India’s dedicated infrastructure financing body clears ₹3.03 lakh crore, deploys ₹1.09 lakh crore across key sectors

Institutional environment representing India’s infrastructure financing body and long-term capital allocation
An institutional setting representing India’s long-term infrastructure financing framework. AI-generated illustration.

India’s development finance institution, the National Bank for Financing Infrastructure and Development (NaBFID), has accorded cumulative sanctions of approximately ₹3.03 lakh crore as of 31 December 2025, marking a significant expansion in long-term infrastructure financing capacity.

NaBFID is a specialised infrastructure Development Financial Institution established in 2021 by the Prime Minister Narendra Modi-led government to fund long-term infrastructure projects.

It focuses on addressing funding gaps in sectors such as transport and energy, aiming to foster economic growth by enabling non-recourse financing and developing bond markets.

Cumulative disbursements by NaBFID have reached about ₹1.09 lakh crore across core infrastructure as well as social and commercial sectors.

The update was provided in the Lok Sabha by Minister of State for Finance Pankaj Chaudhary while outlining measures undertaken to deepen India’s debt markets and strengthen their role in meeting long-term infrastructure financing needs.

“NaBFID has both financial and developmental objectives under its Act. As on 31 December 2025, it has accorded cumulative sanctions of ~₹3.03 lakh crore and cumulative disbursements of ~₹1.09 lakh crore across core infrastructure and social/commercial sectors,” the minister said.

According to the minister, NaBFID has advanced its developmental mandate through multiple initiatives, including the launch of a Partial Credit Enhancement product aimed at widening the investor base and public-private partnership transaction advisory to help build a pipeline of bankable projects.

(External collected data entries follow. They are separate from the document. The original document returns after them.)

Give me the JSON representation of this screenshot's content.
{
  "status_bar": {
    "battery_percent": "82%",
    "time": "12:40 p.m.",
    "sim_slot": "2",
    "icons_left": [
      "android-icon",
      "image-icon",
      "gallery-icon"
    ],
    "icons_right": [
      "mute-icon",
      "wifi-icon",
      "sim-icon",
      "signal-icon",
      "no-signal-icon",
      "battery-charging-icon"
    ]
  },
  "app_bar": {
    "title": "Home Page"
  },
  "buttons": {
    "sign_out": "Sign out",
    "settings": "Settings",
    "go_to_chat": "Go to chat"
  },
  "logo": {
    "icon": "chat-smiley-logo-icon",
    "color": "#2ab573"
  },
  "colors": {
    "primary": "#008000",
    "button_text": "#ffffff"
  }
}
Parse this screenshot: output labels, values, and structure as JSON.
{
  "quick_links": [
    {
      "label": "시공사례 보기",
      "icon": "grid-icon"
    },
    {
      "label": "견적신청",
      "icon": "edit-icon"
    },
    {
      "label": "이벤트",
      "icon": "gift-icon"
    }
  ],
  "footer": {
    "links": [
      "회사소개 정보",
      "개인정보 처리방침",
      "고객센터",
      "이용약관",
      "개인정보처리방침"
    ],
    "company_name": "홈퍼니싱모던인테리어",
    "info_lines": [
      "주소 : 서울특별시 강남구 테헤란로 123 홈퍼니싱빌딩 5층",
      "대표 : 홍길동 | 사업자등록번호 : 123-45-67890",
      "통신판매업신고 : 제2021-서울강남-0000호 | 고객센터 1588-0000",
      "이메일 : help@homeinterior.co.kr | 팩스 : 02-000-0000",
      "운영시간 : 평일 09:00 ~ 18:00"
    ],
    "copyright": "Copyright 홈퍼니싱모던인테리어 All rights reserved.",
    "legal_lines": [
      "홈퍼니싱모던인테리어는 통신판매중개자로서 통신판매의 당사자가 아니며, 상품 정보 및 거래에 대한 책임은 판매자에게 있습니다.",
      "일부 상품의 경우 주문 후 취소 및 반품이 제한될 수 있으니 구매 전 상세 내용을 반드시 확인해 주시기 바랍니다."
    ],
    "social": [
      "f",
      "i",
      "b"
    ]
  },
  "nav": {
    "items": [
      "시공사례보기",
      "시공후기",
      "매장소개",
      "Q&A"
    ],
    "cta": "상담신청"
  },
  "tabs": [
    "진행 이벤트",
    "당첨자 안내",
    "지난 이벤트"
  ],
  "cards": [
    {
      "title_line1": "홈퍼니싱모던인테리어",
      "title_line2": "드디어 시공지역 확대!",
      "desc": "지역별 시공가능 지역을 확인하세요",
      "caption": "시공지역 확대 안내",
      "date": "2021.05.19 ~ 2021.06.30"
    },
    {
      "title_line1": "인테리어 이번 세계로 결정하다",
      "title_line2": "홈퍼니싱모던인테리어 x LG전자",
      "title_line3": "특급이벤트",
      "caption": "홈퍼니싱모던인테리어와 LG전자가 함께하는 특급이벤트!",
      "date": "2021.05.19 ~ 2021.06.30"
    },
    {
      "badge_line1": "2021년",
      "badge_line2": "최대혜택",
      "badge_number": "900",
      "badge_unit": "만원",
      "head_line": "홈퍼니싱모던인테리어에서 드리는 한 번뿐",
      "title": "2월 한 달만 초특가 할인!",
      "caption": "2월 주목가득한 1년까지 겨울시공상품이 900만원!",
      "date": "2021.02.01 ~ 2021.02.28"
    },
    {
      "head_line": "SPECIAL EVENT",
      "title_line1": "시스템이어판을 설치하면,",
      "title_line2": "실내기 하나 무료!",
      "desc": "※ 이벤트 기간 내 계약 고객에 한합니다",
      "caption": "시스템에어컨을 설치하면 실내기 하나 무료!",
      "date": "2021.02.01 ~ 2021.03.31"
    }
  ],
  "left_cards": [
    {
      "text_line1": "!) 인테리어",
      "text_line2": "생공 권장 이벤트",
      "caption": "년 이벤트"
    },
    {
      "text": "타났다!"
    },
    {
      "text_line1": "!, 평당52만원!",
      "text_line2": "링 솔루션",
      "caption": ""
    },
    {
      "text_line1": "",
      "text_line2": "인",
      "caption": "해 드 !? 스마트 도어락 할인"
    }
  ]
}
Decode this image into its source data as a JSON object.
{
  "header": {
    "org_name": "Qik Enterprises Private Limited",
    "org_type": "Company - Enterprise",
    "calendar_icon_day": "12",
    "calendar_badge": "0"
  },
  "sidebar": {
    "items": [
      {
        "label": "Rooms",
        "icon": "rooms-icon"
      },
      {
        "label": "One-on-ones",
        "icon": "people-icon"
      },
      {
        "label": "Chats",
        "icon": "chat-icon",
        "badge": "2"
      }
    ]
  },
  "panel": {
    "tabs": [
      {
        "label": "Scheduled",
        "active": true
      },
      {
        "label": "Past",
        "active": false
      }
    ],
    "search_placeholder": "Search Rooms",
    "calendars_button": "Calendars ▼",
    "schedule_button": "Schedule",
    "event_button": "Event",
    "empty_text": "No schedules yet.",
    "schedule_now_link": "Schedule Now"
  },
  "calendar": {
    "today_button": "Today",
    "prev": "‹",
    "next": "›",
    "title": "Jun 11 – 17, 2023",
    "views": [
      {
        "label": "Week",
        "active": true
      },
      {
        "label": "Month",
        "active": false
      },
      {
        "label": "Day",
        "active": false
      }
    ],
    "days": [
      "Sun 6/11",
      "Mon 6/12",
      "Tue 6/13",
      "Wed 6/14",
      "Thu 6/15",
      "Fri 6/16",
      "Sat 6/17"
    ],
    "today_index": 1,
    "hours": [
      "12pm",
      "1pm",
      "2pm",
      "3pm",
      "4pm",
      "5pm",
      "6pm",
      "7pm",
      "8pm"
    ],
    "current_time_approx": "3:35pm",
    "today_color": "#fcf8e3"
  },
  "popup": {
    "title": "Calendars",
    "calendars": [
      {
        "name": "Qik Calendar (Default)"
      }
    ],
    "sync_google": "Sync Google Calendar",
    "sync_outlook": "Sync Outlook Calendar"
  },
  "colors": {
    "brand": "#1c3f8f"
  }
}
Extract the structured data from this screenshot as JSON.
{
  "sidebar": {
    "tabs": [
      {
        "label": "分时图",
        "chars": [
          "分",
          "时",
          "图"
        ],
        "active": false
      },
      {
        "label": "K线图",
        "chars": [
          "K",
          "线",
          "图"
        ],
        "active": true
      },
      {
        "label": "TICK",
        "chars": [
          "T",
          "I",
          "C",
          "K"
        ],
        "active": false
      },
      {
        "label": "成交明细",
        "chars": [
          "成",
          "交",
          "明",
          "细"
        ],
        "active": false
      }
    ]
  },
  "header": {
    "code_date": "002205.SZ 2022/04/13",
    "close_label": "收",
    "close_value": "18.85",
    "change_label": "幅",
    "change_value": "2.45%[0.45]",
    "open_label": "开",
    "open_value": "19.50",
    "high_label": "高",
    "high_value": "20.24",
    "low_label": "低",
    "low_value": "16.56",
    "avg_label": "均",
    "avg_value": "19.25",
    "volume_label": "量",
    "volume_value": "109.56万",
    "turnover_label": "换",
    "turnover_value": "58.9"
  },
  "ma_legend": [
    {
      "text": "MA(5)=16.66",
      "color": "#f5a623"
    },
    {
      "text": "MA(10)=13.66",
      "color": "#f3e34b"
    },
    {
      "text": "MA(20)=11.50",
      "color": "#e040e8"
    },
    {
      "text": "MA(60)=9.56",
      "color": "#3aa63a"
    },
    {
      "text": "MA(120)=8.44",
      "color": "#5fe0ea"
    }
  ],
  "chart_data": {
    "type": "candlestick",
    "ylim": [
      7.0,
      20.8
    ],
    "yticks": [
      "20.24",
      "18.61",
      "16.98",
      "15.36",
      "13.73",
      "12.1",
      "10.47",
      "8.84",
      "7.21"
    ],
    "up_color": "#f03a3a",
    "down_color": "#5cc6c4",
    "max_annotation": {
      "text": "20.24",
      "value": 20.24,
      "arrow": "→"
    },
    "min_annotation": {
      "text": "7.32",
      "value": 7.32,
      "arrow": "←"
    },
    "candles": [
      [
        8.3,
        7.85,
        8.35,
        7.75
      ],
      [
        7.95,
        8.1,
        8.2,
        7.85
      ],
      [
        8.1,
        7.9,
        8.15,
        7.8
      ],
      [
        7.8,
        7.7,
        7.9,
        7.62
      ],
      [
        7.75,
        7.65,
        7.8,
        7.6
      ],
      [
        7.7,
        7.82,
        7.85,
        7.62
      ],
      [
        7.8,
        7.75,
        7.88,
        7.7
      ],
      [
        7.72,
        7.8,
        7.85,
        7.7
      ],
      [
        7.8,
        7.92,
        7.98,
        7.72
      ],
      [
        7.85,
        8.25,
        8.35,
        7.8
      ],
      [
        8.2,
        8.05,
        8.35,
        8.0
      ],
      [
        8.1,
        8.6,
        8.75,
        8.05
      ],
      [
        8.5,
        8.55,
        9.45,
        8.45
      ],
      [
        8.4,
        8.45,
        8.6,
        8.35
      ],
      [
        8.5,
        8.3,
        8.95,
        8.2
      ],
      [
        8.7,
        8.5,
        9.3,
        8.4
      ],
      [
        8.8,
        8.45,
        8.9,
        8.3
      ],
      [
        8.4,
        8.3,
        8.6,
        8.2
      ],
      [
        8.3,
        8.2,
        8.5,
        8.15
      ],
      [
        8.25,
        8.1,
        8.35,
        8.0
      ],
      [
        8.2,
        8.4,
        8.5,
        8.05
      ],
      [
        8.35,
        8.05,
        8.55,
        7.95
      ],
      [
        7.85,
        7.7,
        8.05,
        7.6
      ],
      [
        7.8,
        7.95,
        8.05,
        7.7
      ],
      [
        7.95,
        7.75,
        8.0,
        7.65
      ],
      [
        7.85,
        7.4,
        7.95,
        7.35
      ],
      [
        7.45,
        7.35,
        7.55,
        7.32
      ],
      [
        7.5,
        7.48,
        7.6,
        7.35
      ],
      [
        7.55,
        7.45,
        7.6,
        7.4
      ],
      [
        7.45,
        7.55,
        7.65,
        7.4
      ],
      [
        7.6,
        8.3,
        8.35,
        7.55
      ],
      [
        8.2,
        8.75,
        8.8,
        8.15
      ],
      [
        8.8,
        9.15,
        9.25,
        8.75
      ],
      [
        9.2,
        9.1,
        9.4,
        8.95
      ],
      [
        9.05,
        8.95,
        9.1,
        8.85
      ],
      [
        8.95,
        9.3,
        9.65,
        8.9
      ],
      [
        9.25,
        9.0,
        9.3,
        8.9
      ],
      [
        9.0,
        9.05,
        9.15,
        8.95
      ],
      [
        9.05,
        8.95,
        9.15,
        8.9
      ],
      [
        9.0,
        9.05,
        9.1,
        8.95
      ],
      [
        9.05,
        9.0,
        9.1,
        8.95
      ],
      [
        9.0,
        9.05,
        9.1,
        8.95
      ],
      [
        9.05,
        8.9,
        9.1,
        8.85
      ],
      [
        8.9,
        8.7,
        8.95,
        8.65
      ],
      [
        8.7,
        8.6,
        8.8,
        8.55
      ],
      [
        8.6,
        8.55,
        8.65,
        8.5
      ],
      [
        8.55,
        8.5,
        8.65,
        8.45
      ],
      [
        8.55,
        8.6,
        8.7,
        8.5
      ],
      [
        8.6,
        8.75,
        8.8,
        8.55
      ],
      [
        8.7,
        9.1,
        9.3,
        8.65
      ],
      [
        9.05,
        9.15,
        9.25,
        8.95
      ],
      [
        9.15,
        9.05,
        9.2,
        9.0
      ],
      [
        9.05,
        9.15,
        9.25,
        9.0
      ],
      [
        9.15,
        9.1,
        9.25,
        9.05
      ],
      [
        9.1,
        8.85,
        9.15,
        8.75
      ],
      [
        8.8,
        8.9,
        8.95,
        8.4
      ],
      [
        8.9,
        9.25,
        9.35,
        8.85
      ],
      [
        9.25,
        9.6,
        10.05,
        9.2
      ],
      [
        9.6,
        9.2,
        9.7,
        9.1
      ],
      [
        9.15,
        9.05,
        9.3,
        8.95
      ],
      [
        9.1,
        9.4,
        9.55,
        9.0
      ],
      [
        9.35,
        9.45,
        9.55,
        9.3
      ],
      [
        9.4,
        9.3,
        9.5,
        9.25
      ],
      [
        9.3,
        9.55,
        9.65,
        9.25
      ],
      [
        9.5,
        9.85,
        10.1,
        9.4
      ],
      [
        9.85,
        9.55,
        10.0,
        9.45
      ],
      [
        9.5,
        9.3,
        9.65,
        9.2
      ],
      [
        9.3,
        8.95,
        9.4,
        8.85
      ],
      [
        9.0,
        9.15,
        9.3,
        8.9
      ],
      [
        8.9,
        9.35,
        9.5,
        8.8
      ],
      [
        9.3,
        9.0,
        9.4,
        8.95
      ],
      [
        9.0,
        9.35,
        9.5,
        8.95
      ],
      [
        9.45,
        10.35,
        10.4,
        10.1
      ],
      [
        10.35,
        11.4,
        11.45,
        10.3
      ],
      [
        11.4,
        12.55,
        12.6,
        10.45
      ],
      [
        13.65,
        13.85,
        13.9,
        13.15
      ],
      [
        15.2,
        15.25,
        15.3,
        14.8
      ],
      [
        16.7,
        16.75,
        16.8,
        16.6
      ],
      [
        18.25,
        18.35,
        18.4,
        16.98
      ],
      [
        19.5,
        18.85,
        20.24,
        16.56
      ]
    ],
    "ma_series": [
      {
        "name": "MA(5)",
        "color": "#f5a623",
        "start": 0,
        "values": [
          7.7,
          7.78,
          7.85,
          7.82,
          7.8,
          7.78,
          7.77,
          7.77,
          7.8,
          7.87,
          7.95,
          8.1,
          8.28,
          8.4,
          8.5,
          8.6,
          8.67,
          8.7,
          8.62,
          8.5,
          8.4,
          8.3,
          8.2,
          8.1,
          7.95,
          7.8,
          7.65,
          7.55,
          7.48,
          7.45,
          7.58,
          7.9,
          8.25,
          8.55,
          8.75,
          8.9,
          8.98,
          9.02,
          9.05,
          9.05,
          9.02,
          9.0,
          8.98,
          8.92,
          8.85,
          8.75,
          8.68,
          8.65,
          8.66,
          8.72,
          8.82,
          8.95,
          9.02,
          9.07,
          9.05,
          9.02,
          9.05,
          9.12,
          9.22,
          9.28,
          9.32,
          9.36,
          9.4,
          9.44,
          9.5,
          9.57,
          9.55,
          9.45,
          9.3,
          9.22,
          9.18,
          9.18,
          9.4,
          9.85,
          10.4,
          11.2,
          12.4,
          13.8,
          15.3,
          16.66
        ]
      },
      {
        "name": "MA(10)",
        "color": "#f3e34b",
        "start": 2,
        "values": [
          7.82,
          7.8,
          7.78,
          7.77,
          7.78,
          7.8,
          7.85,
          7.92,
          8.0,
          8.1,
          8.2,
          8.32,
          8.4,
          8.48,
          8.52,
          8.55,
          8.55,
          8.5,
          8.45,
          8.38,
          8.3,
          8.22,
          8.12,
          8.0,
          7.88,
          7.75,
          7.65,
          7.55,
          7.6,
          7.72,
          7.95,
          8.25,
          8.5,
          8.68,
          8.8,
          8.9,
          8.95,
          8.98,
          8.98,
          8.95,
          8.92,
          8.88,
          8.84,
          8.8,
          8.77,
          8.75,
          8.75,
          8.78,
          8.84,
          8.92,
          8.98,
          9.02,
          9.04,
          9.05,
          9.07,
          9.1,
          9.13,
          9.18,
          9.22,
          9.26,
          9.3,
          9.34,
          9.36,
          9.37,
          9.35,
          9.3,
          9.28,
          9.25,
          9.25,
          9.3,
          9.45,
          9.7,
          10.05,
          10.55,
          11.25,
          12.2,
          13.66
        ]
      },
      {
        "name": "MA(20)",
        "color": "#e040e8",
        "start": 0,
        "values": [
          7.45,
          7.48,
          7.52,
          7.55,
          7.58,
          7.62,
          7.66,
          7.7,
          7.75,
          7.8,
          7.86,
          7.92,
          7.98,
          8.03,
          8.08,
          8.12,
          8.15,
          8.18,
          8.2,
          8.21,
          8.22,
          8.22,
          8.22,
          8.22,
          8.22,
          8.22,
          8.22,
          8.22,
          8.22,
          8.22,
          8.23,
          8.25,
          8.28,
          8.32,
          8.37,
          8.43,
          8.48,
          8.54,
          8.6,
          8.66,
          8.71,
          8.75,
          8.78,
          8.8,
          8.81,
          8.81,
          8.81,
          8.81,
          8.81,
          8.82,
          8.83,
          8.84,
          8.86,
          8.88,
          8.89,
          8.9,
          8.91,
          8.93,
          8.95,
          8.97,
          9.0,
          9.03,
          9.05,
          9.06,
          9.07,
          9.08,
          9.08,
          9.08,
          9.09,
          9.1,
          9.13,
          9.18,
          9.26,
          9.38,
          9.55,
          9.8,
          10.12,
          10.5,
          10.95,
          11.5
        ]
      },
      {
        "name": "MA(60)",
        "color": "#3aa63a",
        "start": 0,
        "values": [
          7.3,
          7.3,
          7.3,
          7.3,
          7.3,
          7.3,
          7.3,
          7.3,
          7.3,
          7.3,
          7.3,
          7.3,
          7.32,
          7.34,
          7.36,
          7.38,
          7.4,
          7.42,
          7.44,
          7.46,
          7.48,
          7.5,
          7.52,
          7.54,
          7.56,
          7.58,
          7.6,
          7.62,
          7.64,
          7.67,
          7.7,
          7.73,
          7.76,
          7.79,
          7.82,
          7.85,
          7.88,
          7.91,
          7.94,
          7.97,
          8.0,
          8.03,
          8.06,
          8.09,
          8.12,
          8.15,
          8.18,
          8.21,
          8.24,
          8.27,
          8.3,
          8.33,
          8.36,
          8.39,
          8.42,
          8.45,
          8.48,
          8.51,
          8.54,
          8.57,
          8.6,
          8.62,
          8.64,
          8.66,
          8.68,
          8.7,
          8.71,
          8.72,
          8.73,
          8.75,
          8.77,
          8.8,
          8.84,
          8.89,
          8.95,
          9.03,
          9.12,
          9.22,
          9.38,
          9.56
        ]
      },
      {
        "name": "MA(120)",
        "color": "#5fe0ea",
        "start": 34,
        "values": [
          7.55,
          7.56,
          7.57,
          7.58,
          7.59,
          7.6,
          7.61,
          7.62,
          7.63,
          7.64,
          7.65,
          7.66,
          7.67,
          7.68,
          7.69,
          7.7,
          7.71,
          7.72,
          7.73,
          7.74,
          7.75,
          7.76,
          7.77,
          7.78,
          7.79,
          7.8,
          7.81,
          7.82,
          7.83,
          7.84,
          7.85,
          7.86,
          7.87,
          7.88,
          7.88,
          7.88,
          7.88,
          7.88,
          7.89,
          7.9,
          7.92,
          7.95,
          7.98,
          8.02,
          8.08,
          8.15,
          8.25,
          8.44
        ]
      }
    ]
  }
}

The institution has also set up a GIFT City investment arm to crowd in foreign capital and expanded urban infrastructure financing, including investments of ₹520 crore in municipal bonds.

Strengthened multilateral development bank partnerships and engagement with state governments for asset monetisation, with NaBFID acting as an anchor investor in proposed Infrastructure Investment Trusts, form part of this strategy.

More broadly, the government is implementing policy and regulatory measures to create a diversified, market-driven infrastructure financing ecosystem.

These include targeted support for Public-Private Partnerships through Viability Gap Funding, frameworks for market instruments such as Infrastructure Investment Trusts, Real Estate Investment Trusts and Infrastructure Debt Funds, and strengthening long-term financing via the National Investment and Infrastructure Fund alongside NaBFID.

Additional steps, such as enabling targeted incentives in public debt issuances for categories including women, senior citizens, armed forces personnel and retail investors, easing compliance requirements, refining the Electronic Book Provider framework, and promoting ESG debt securities, are intended to improve transparency, price discovery and investor participation in domestic debt markets.

Together, these measures signal a policy push to de-risk infrastructure bond issuances, deepen capital markets and expand funding avenues critical for sustaining India’s infrastructure build-out.